Fossils: Climate change drove dolphin-like reptiles to extinction
Nature Communications
2016년3월9일
The extinction of the iconic dolphin-like marine reptiles known as ichthyosaurs was driven by climatic instability and reduced evolutionary rates, suggests a new study in Nature Communications. Ichthyosaurs became extinct roughly 90 million years ago, in the Late Cretaceous period, about 28 million years before the end Cretaceous mass extinction which wiped out the dinosaurs and made way for mammals to dominate food webs.
Although increased competition with other marine reptiles or a drop in food resources have been proposed as possible causes of this early demise, recent studies have suggested that ichthyosaurs were diverse up to a few million years before their extinction, and the overall cause of their disappearance has therefore remained unclear up to now.

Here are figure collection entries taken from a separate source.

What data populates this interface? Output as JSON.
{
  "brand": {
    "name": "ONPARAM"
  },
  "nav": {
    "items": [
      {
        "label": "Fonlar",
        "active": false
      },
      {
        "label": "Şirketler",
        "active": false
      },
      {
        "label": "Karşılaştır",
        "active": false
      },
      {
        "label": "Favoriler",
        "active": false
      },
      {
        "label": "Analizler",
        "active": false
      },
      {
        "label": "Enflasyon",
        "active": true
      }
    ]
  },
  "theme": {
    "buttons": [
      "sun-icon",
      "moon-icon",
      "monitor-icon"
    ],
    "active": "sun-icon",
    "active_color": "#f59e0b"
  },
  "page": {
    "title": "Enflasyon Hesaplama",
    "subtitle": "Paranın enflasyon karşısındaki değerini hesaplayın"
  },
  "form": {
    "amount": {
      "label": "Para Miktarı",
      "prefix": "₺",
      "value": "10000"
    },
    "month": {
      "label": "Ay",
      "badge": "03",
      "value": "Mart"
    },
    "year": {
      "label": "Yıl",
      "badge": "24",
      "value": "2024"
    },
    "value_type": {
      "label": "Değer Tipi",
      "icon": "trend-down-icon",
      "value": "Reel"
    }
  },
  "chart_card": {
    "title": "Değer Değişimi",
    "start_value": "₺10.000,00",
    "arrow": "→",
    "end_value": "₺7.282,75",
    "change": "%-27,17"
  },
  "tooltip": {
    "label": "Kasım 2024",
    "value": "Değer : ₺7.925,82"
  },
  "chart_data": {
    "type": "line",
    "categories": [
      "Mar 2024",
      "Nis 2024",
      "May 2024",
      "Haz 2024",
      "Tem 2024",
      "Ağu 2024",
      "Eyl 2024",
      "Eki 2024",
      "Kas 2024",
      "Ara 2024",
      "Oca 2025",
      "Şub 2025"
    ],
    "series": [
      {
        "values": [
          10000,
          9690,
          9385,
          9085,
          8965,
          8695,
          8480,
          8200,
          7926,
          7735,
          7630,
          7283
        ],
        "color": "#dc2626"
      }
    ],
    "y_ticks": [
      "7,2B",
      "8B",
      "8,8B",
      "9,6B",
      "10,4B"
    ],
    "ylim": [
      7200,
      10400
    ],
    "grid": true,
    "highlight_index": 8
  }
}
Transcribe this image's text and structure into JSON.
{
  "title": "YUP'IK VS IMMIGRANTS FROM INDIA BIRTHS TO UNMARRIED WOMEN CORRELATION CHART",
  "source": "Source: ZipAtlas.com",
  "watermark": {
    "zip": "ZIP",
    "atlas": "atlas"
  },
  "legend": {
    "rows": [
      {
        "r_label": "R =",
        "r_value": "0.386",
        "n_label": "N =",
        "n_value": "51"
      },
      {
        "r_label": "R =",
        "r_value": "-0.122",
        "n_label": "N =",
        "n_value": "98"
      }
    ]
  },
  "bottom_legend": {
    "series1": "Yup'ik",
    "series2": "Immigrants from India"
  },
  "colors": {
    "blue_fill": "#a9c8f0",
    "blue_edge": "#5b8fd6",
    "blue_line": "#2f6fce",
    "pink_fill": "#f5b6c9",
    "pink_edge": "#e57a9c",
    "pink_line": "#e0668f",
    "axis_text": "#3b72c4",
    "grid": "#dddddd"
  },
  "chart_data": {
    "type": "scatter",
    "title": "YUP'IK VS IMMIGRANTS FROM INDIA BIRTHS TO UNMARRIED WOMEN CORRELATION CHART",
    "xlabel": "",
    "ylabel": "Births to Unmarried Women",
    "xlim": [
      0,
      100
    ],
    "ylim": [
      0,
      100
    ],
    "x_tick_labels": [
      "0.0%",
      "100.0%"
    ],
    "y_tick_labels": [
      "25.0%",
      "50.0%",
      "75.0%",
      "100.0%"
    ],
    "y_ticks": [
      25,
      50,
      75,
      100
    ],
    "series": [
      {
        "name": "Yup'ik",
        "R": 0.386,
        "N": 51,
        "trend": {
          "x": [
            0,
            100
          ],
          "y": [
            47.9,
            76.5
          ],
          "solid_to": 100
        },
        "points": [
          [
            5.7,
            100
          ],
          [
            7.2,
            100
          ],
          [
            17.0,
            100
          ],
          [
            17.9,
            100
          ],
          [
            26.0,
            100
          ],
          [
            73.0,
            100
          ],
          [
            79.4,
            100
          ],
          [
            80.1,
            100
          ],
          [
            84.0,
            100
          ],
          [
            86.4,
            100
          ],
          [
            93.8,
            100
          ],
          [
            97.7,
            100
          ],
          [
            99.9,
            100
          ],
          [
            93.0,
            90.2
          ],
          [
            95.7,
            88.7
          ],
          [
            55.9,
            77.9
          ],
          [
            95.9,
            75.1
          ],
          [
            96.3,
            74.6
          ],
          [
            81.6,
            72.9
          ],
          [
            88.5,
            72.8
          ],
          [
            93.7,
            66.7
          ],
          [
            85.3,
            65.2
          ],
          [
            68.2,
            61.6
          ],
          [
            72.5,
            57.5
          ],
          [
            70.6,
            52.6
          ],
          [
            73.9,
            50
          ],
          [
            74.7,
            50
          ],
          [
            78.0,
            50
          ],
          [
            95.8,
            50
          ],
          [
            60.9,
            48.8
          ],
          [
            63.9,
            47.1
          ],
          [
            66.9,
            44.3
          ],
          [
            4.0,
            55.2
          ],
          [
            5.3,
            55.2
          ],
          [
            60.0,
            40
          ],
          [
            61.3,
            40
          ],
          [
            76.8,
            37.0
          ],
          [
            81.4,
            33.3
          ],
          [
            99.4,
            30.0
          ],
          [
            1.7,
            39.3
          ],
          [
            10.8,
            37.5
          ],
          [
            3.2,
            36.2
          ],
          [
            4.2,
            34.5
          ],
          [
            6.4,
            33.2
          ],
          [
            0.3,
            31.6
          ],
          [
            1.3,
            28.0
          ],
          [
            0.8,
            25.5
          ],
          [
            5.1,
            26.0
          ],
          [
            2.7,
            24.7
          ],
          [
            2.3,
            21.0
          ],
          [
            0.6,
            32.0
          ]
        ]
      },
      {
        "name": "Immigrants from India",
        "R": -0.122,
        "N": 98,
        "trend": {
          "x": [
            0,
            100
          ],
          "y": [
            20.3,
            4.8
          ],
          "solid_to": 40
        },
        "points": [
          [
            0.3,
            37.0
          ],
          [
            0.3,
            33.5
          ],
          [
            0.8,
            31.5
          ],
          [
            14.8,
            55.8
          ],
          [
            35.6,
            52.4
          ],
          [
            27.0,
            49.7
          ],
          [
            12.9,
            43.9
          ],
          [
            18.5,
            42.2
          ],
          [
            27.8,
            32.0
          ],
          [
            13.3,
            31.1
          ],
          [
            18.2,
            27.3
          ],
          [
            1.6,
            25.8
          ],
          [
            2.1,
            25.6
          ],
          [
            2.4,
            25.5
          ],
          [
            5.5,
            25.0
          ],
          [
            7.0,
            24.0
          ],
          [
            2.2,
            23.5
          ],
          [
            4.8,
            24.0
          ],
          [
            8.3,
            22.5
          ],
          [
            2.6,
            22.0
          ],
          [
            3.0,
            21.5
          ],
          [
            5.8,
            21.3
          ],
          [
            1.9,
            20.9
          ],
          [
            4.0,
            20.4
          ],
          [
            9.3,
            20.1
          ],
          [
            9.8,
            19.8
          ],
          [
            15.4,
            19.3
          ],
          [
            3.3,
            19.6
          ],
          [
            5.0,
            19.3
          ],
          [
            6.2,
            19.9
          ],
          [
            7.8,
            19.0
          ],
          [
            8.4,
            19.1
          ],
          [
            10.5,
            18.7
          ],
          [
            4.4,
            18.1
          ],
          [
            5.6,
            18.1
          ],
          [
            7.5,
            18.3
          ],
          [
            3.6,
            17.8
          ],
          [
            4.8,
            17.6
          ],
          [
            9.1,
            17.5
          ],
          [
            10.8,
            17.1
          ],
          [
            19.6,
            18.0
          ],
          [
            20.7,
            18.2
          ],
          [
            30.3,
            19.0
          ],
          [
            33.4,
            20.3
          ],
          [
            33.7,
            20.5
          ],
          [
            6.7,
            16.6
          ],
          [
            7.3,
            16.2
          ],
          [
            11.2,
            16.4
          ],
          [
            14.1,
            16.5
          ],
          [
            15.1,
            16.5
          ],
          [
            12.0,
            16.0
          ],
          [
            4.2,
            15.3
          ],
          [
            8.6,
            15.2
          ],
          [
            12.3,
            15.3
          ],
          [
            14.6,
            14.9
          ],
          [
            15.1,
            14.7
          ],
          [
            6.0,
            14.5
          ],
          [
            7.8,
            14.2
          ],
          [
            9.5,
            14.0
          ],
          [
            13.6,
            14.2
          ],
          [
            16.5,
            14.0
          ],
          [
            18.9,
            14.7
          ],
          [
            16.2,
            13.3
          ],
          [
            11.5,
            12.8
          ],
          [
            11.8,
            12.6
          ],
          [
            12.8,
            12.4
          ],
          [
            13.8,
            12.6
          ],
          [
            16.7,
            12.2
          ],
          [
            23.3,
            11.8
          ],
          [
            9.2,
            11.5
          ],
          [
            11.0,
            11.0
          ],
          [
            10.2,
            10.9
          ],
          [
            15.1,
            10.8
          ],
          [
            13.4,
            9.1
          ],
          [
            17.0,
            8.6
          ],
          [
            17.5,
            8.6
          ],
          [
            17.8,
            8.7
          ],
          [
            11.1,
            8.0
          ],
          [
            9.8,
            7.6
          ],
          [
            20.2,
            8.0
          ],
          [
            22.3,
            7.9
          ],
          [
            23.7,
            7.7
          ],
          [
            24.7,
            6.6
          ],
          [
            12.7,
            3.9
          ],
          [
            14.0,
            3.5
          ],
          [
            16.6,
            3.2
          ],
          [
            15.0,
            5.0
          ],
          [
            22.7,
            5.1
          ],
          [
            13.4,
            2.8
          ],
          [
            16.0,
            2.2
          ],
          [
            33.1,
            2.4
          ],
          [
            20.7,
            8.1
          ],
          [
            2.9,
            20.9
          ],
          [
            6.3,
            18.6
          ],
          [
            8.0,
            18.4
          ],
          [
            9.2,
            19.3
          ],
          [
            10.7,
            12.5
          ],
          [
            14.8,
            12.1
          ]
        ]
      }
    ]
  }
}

Valentin Fischer and colleagues use phylogenetic-based methods to estimate ichthyosaur diversity over time and correlate their results with environmental data, such as ocean chemistry and sea level change. They find that ichthyosaurs were highly diverse throughout the Early Cretaceous and that the last ichthyosaurs are characterized by reduced evolutionary rates. The authors’ data support climate changes as a main driver of marine ecosystem changes and are not consistent with the hypothesis that ichthyosaurs were outcompeted by other marine reptiles and fishes.
In addition, the study identifies an earlier extinction event (about 100 million years ago) as having reduced ichthyosaur diversity. The authors therefore propose that ichthyosaurs suffered from a two-phase demise.